Но Сеид Омар сказал:
— Именем Бога клянусь, есть писари и постовые, которые засвидетельствуют, что я сам их удерживал от причиненья Маньяму физического вреда. Только Маньям еще не уехал. Есть еще время. Самолет улетит только завтра в двенадцать.
Друзья увели Сеида Омара в кофейню, где до полуночи кипело пиво и адреналин.
Война, думал Сеид Омар, оправляя саронг. Война, думал он с нечестивым волнением. Малайцы против всего света. Но на входе в пустую гостиную его упрекнул плакат на стене — портрет премьер-министра с милостивой улыбкой, с любовно протянутыми руками в шелку. Под ним орнаментальной арабской вязью вился один лозунг: Киманан — Мир.
Дети вставали, настраивались на день.
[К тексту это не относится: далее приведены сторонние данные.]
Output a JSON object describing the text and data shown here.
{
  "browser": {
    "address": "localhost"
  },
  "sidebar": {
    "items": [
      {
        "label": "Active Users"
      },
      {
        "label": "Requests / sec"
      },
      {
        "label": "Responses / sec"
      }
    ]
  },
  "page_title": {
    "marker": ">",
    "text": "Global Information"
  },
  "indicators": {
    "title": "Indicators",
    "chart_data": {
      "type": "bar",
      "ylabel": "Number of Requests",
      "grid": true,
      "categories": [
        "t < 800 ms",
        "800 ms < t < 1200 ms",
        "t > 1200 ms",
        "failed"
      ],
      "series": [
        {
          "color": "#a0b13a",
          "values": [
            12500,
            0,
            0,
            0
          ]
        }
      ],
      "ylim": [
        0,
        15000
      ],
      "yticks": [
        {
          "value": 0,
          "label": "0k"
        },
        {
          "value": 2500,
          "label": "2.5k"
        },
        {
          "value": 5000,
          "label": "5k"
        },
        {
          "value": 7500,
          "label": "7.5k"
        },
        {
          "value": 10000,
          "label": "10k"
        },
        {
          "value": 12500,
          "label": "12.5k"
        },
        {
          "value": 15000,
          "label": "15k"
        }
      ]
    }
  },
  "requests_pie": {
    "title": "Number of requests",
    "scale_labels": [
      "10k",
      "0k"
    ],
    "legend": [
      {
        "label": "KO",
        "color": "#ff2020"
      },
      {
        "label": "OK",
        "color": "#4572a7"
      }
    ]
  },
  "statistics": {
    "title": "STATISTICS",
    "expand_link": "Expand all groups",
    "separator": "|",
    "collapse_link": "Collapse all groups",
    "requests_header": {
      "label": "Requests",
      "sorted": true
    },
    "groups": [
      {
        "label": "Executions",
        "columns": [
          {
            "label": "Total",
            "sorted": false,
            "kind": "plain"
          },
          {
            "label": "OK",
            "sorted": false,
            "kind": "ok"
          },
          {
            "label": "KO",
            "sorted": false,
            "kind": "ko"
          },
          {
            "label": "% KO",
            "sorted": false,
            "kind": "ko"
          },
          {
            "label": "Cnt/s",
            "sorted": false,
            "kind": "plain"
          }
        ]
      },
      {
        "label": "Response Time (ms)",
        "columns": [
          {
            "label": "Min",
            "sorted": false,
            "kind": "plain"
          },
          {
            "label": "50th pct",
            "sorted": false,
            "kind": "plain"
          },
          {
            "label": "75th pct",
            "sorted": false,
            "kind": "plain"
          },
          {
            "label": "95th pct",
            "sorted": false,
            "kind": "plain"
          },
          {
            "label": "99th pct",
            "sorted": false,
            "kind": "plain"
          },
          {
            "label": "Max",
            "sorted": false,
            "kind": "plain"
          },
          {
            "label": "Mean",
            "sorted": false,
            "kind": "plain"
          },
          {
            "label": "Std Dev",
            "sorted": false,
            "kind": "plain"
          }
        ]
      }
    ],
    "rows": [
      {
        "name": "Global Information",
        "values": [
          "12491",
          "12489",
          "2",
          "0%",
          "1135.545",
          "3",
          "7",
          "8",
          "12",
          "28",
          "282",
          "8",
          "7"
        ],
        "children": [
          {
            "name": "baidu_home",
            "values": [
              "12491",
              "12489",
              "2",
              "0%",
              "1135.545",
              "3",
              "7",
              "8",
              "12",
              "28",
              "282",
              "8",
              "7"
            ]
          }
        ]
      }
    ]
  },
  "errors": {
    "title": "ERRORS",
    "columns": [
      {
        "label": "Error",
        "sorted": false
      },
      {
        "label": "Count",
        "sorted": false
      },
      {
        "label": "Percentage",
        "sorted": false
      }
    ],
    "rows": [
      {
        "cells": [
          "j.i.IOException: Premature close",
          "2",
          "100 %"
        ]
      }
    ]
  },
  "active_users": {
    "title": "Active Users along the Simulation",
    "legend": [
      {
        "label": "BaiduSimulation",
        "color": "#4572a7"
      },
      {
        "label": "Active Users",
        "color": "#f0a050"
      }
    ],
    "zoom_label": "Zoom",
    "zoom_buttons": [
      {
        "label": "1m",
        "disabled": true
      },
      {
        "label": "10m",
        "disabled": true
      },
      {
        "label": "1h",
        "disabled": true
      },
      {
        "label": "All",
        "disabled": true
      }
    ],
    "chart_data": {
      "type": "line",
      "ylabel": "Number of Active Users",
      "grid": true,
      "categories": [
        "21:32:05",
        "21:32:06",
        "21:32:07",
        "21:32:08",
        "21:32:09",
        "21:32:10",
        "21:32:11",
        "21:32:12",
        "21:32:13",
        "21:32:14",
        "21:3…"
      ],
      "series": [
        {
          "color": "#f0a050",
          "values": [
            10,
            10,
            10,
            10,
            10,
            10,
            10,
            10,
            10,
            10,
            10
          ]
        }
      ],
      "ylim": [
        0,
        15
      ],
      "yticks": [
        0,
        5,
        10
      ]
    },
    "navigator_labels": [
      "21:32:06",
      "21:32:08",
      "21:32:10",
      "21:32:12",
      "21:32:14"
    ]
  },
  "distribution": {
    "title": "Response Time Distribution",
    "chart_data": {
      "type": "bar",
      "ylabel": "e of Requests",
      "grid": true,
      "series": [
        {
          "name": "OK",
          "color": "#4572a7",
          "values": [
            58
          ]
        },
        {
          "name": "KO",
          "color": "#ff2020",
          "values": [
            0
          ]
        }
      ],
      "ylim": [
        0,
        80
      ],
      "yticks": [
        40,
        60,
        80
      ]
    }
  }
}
Жены заводили плаксивую песню насчет цен на сушеную рыбу, укладывая друг другу волосы. Хасан уже прилип к радиоприемнику, отыскивая раннюю далекую станцию. За единственным столом, над которым председательствовал серьезный портрет султана, маленький Хасим делал уроки. По географии; ребенок в трудолюбивом усердии выводил слова сочинения.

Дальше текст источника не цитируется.